# Yet another induction range question?



## Transglutaminase (Jan 9, 2019)

Hi all!

After reading a few older posts here, I too, have the same issue of a replacement 30" range for the home.
Electric coil top now (5 year old GE junk).
Gas is not an option unless we get a pac-man labyrinth of gas pipe on the outside of the house (slab floor).
The lower(?) end induction units - LG, Samsung, etc. do not have favorable reviews, nor do I care for the layout/operation.
Looking for something with front knobs,..preferably not with touch screens on the top/plastic surface.

The Wolf seems to be more of a designer "look at me" unit..with touch controls on the glass-top surface - no thanks.

The Bertazzoni requires ~50A+ wiring (58A max draw)! Hullo?

Fisher Paykel does not have favorable reviews.

Kind of drooling over the Fulgor F6PIR304S1, but there are very few reviews out there.

Was wondering if anyone has any personal opinions/thoughts on the Fulgor, or any other similar ranges that might be available in Canada?
Most of my cookware is already induction compatible, BTW.

Thanks in advance!


----------



## Pat Pat (Sep 26, 2017)

Electrolux makes the best induction for home in my opinion.


----------



## Transglutaminase (Jan 9, 2019)

Went ahead & bought the Fulgor today.
Delivery is early March (vacation/ordering/timing issues).
Will post any pros/cons when it arrives...no holds barred.
C/W "free range hood" (free, my a**)
270 lbs! I'll try not to get my tongue stuck under the legs ..while licking up spilled sauces .. ;-)
/end rave


----------



## veganhunter (Feb 26, 2017)

Pat Pat said:


> Electrolux makes the best induction for home in my opinion.


I have an Electrolux induction oven as well it's destroyed my life can't stand cooking on anything else. I'm rebuilding a home for us wanted a big gas range 42" maybe 48" last fall I cooked a gourmet meal at a friends house they had a really nice six burner gas stove. I mastered the controls instantly and loved all the burners had food flying around everywhere.
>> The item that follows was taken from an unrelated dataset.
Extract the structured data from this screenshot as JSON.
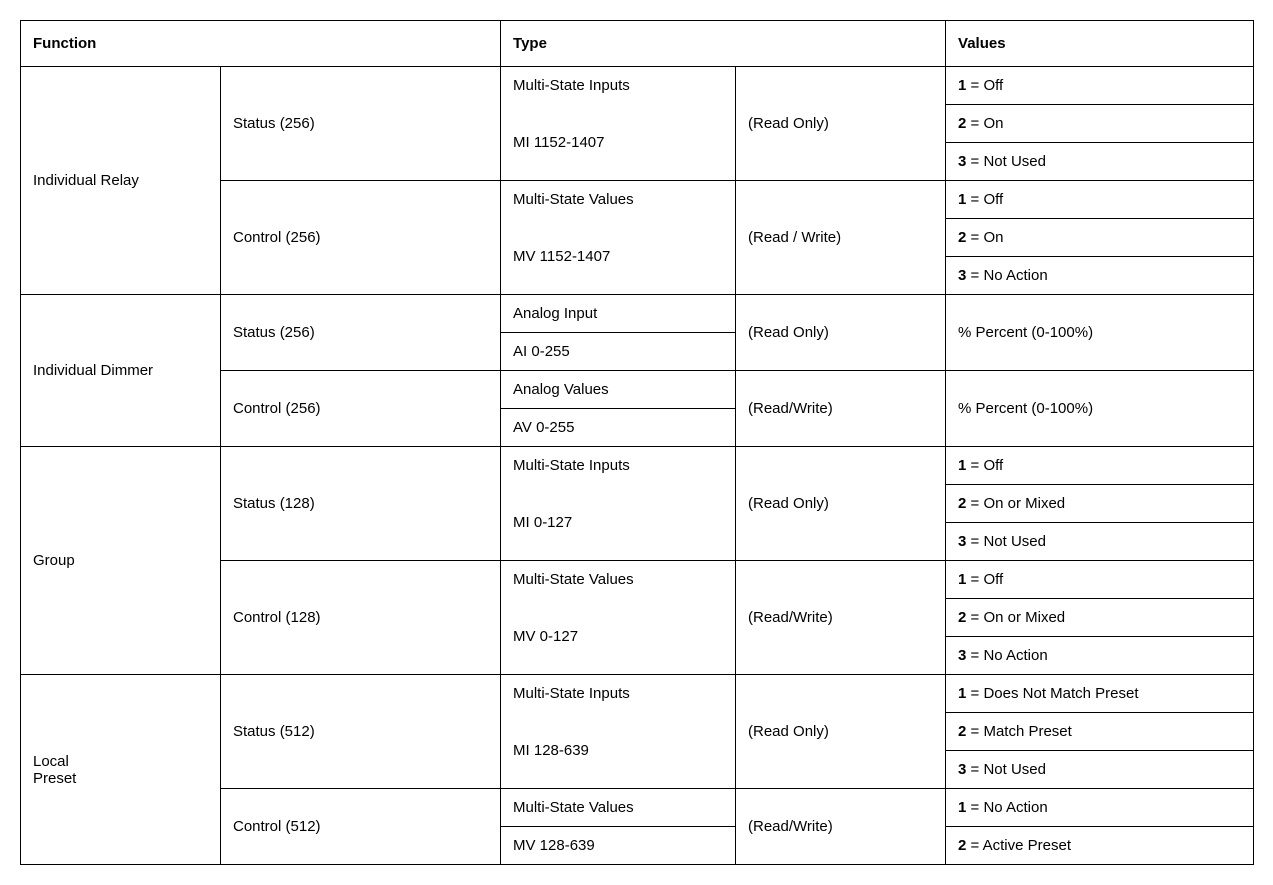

It was early September I needed a shower when I was done. It was so hot in the kitchen. I have zero desire to cook with gas any more. Bought a second commercial portable induction burner from a restaurant supply place that's got more cowbells than my cheap Costco unit. So now I have four large burners and two small.
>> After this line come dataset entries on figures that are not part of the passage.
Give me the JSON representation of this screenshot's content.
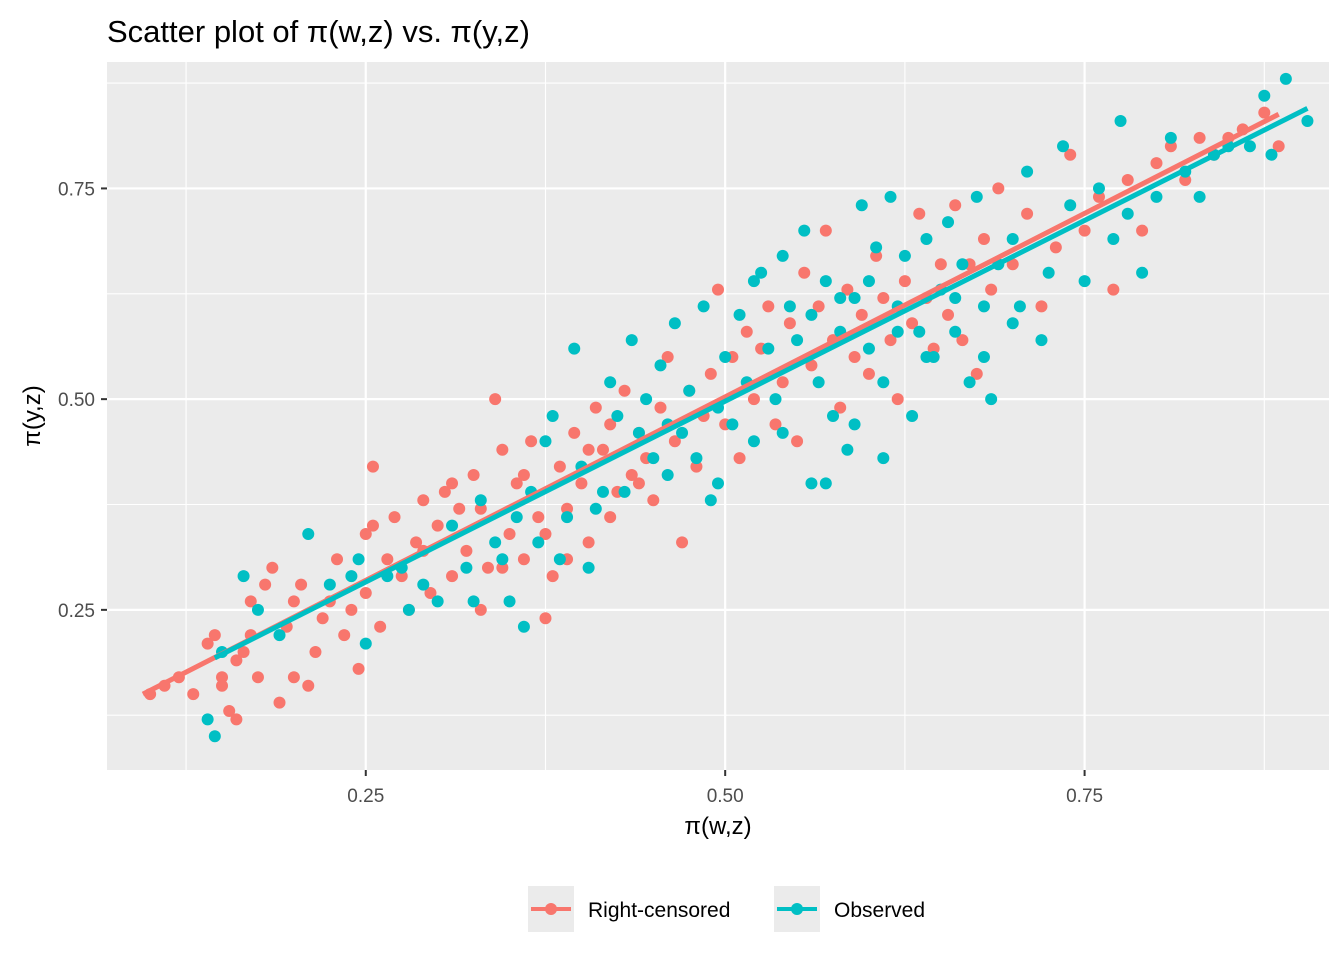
{
  "chart_data": {
    "type": "scatter",
    "title": "Scatter plot of π(w,z) vs. π(y,z)",
    "xlabel": "π(w,z)",
    "ylabel": "π(y,z)",
    "xlim": [
      0.07,
      0.92
    ],
    "ylim": [
      0.06,
      0.9
    ],
    "x_ticks": [
      0.25,
      0.5,
      0.75
    ],
    "x_tick_labels": [
      "0.25",
      "0.50",
      "0.75"
    ],
    "y_ticks": [
      0.25,
      0.5,
      0.75
    ],
    "y_tick_labels": [
      "0.25",
      "0.50",
      "0.75"
    ],
    "grid": true,
    "legend_position": "bottom",
    "series": [
      {
        "name": "Right-censored",
        "color": "#F8766D",
        "trend_line": {
          "x": [
            0.095,
            0.885
          ],
          "y": [
            0.15,
            0.838
          ]
        },
        "points": [
          [
            0.1,
            0.15
          ],
          [
            0.11,
            0.16
          ],
          [
            0.12,
            0.17
          ],
          [
            0.13,
            0.15
          ],
          [
            0.14,
            0.21
          ],
          [
            0.145,
            0.22
          ],
          [
            0.15,
            0.17
          ],
          [
            0.15,
            0.16
          ],
          [
            0.155,
            0.13
          ],
          [
            0.16,
            0.12
          ],
          [
            0.16,
            0.19
          ],
          [
            0.165,
            0.2
          ],
          [
            0.17,
            0.22
          ],
          [
            0.17,
            0.26
          ],
          [
            0.175,
            0.17
          ],
          [
            0.18,
            0.28
          ],
          [
            0.185,
            0.3
          ],
          [
            0.19,
            0.14
          ],
          [
            0.195,
            0.23
          ],
          [
            0.2,
            0.17
          ],
          [
            0.2,
            0.26
          ],
          [
            0.205,
            0.28
          ],
          [
            0.21,
            0.16
          ],
          [
            0.215,
            0.2
          ],
          [
            0.22,
            0.24
          ],
          [
            0.225,
            0.26
          ],
          [
            0.23,
            0.31
          ],
          [
            0.235,
            0.22
          ],
          [
            0.24,
            0.25
          ],
          [
            0.245,
            0.18
          ],
          [
            0.25,
            0.27
          ],
          [
            0.25,
            0.34
          ],
          [
            0.255,
            0.42
          ],
          [
            0.26,
            0.23
          ],
          [
            0.265,
            0.31
          ],
          [
            0.27,
            0.36
          ],
          [
            0.275,
            0.29
          ],
          [
            0.28,
            0.25
          ],
          [
            0.285,
            0.33
          ],
          [
            0.29,
            0.38
          ],
          [
            0.295,
            0.27
          ],
          [
            0.3,
            0.35
          ],
          [
            0.305,
            0.39
          ],
          [
            0.31,
            0.29
          ],
          [
            0.315,
            0.37
          ],
          [
            0.32,
            0.32
          ],
          [
            0.325,
            0.41
          ],
          [
            0.33,
            0.25
          ],
          [
            0.335,
            0.3
          ],
          [
            0.34,
            0.5
          ],
          [
            0.345,
            0.44
          ],
          [
            0.35,
            0.34
          ],
          [
            0.355,
            0.4
          ],
          [
            0.36,
            0.31
          ],
          [
            0.365,
            0.45
          ],
          [
            0.37,
            0.36
          ],
          [
            0.375,
            0.24
          ],
          [
            0.38,
            0.29
          ],
          [
            0.385,
            0.42
          ],
          [
            0.39,
            0.37
          ],
          [
            0.395,
            0.46
          ],
          [
            0.4,
            0.4
          ],
          [
            0.405,
            0.33
          ],
          [
            0.41,
            0.49
          ],
          [
            0.415,
            0.44
          ],
          [
            0.42,
            0.36
          ],
          [
            0.425,
            0.39
          ],
          [
            0.43,
            0.51
          ],
          [
            0.435,
            0.41
          ],
          [
            0.44,
            0.46
          ],
          [
            0.445,
            0.43
          ],
          [
            0.45,
            0.38
          ],
          [
            0.455,
            0.49
          ],
          [
            0.46,
            0.55
          ],
          [
            0.465,
            0.45
          ],
          [
            0.47,
            0.33
          ],
          [
            0.475,
            0.51
          ],
          [
            0.48,
            0.42
          ],
          [
            0.485,
            0.48
          ],
          [
            0.49,
            0.53
          ],
          [
            0.495,
            0.63
          ],
          [
            0.5,
            0.47
          ],
          [
            0.505,
            0.55
          ],
          [
            0.51,
            0.43
          ],
          [
            0.515,
            0.58
          ],
          [
            0.52,
            0.5
          ],
          [
            0.525,
            0.56
          ],
          [
            0.53,
            0.61
          ],
          [
            0.535,
            0.47
          ],
          [
            0.54,
            0.52
          ],
          [
            0.545,
            0.59
          ],
          [
            0.55,
            0.45
          ],
          [
            0.555,
            0.65
          ],
          [
            0.56,
            0.54
          ],
          [
            0.565,
            0.61
          ],
          [
            0.57,
            0.7
          ],
          [
            0.575,
            0.57
          ],
          [
            0.58,
            0.49
          ],
          [
            0.585,
            0.63
          ],
          [
            0.59,
            0.55
          ],
          [
            0.595,
            0.6
          ],
          [
            0.6,
            0.53
          ],
          [
            0.605,
            0.67
          ],
          [
            0.61,
            0.62
          ],
          [
            0.615,
            0.57
          ],
          [
            0.62,
            0.5
          ],
          [
            0.625,
            0.64
          ],
          [
            0.63,
            0.59
          ],
          [
            0.635,
            0.72
          ],
          [
            0.64,
            0.62
          ],
          [
            0.645,
            0.56
          ],
          [
            0.65,
            0.66
          ],
          [
            0.655,
            0.6
          ],
          [
            0.66,
            0.73
          ],
          [
            0.665,
            0.57
          ],
          [
            0.67,
            0.66
          ],
          [
            0.675,
            0.53
          ],
          [
            0.68,
            0.69
          ],
          [
            0.685,
            0.63
          ],
          [
            0.69,
            0.75
          ],
          [
            0.7,
            0.66
          ],
          [
            0.71,
            0.72
          ],
          [
            0.72,
            0.61
          ],
          [
            0.73,
            0.68
          ],
          [
            0.74,
            0.79
          ],
          [
            0.75,
            0.7
          ],
          [
            0.76,
            0.74
          ],
          [
            0.77,
            0.63
          ],
          [
            0.78,
            0.76
          ],
          [
            0.79,
            0.7
          ],
          [
            0.8,
            0.78
          ],
          [
            0.81,
            0.8
          ],
          [
            0.82,
            0.76
          ],
          [
            0.83,
            0.81
          ],
          [
            0.84,
            0.79
          ],
          [
            0.85,
            0.81
          ],
          [
            0.86,
            0.82
          ],
          [
            0.875,
            0.84
          ],
          [
            0.885,
            0.8
          ],
          [
            0.255,
            0.35
          ],
          [
            0.29,
            0.32
          ],
          [
            0.31,
            0.4
          ],
          [
            0.33,
            0.37
          ],
          [
            0.345,
            0.3
          ],
          [
            0.36,
            0.41
          ],
          [
            0.375,
            0.34
          ],
          [
            0.39,
            0.31
          ],
          [
            0.405,
            0.44
          ],
          [
            0.42,
            0.47
          ],
          [
            0.44,
            0.4
          ]
        ]
      },
      {
        "name": "Observed",
        "color": "#00BFC4",
        "trend_line": {
          "x": [
            0.145,
            0.905
          ],
          "y": [
            0.193,
            0.845
          ]
        },
        "points": [
          [
            0.14,
            0.12
          ],
          [
            0.145,
            0.1
          ],
          [
            0.15,
            0.2
          ],
          [
            0.165,
            0.29
          ],
          [
            0.175,
            0.25
          ],
          [
            0.19,
            0.22
          ],
          [
            0.21,
            0.34
          ],
          [
            0.225,
            0.28
          ],
          [
            0.24,
            0.29
          ],
          [
            0.245,
            0.31
          ],
          [
            0.25,
            0.21
          ],
          [
            0.265,
            0.29
          ],
          [
            0.275,
            0.3
          ],
          [
            0.28,
            0.25
          ],
          [
            0.29,
            0.28
          ],
          [
            0.3,
            0.26
          ],
          [
            0.31,
            0.35
          ],
          [
            0.32,
            0.3
          ],
          [
            0.325,
            0.26
          ],
          [
            0.33,
            0.38
          ],
          [
            0.34,
            0.33
          ],
          [
            0.345,
            0.31
          ],
          [
            0.35,
            0.26
          ],
          [
            0.355,
            0.36
          ],
          [
            0.36,
            0.23
          ],
          [
            0.365,
            0.39
          ],
          [
            0.37,
            0.33
          ],
          [
            0.375,
            0.45
          ],
          [
            0.38,
            0.48
          ],
          [
            0.385,
            0.31
          ],
          [
            0.39,
            0.36
          ],
          [
            0.395,
            0.56
          ],
          [
            0.4,
            0.42
          ],
          [
            0.405,
            0.3
          ],
          [
            0.41,
            0.37
          ],
          [
            0.415,
            0.39
          ],
          [
            0.42,
            0.52
          ],
          [
            0.425,
            0.48
          ],
          [
            0.43,
            0.39
          ],
          [
            0.435,
            0.57
          ],
          [
            0.44,
            0.46
          ],
          [
            0.445,
            0.5
          ],
          [
            0.45,
            0.43
          ],
          [
            0.455,
            0.54
          ],
          [
            0.46,
            0.47
          ],
          [
            0.465,
            0.59
          ],
          [
            0.47,
            0.46
          ],
          [
            0.475,
            0.51
          ],
          [
            0.48,
            0.43
          ],
          [
            0.485,
            0.61
          ],
          [
            0.49,
            0.38
          ],
          [
            0.495,
            0.49
          ],
          [
            0.5,
            0.55
          ],
          [
            0.505,
            0.47
          ],
          [
            0.51,
            0.6
          ],
          [
            0.515,
            0.52
          ],
          [
            0.52,
            0.45
          ],
          [
            0.525,
            0.65
          ],
          [
            0.53,
            0.56
          ],
          [
            0.535,
            0.5
          ],
          [
            0.54,
            0.46
          ],
          [
            0.545,
            0.61
          ],
          [
            0.55,
            0.57
          ],
          [
            0.555,
            0.7
          ],
          [
            0.56,
            0.4
          ],
          [
            0.565,
            0.52
          ],
          [
            0.57,
            0.64
          ],
          [
            0.575,
            0.48
          ],
          [
            0.58,
            0.58
          ],
          [
            0.585,
            0.44
          ],
          [
            0.59,
            0.62
          ],
          [
            0.595,
            0.73
          ],
          [
            0.6,
            0.56
          ],
          [
            0.605,
            0.68
          ],
          [
            0.61,
            0.52
          ],
          [
            0.615,
            0.74
          ],
          [
            0.62,
            0.61
          ],
          [
            0.625,
            0.67
          ],
          [
            0.63,
            0.48
          ],
          [
            0.635,
            0.58
          ],
          [
            0.64,
            0.69
          ],
          [
            0.645,
            0.55
          ],
          [
            0.65,
            0.63
          ],
          [
            0.655,
            0.71
          ],
          [
            0.66,
            0.58
          ],
          [
            0.665,
            0.66
          ],
          [
            0.67,
            0.52
          ],
          [
            0.675,
            0.74
          ],
          [
            0.68,
            0.61
          ],
          [
            0.685,
            0.5
          ],
          [
            0.69,
            0.66
          ],
          [
            0.7,
            0.69
          ],
          [
            0.705,
            0.61
          ],
          [
            0.71,
            0.77
          ],
          [
            0.72,
            0.57
          ],
          [
            0.725,
            0.65
          ],
          [
            0.735,
            0.8
          ],
          [
            0.74,
            0.73
          ],
          [
            0.75,
            0.64
          ],
          [
            0.76,
            0.75
          ],
          [
            0.77,
            0.69
          ],
          [
            0.775,
            0.83
          ],
          [
            0.78,
            0.72
          ],
          [
            0.79,
            0.65
          ],
          [
            0.8,
            0.74
          ],
          [
            0.81,
            0.81
          ],
          [
            0.82,
            0.77
          ],
          [
            0.83,
            0.74
          ],
          [
            0.84,
            0.79
          ],
          [
            0.85,
            0.8
          ],
          [
            0.865,
            0.8
          ],
          [
            0.875,
            0.86
          ],
          [
            0.88,
            0.79
          ],
          [
            0.89,
            0.88
          ],
          [
            0.905,
            0.83
          ],
          [
            0.57,
            0.4
          ],
          [
            0.59,
            0.47
          ],
          [
            0.61,
            0.43
          ],
          [
            0.495,
            0.4
          ],
          [
            0.46,
            0.41
          ],
          [
            0.52,
            0.64
          ],
          [
            0.54,
            0.67
          ],
          [
            0.56,
            0.6
          ],
          [
            0.58,
            0.62
          ],
          [
            0.6,
            0.64
          ],
          [
            0.62,
            0.58
          ],
          [
            0.64,
            0.55
          ],
          [
            0.66,
            0.62
          ],
          [
            0.68,
            0.55
          ],
          [
            0.7,
            0.59
          ]
        ]
      }
    ]
  }
}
Its frustrating as hell. I'm re building this home from a salvage state can't justify a $12,000 stove when all I want is six large induction burners and a decent convection oven. And all you can find in the big stoves are huge money and most have horrible reviews from breakdowns that takes weeks or months to fix. I'm putting my aging 30 inch Electrolux in adding a huge hood vent to cover what will be three portable induction burners near the stove when needed tossed on the counter top but it's the only realistic solution I've come up with.


----------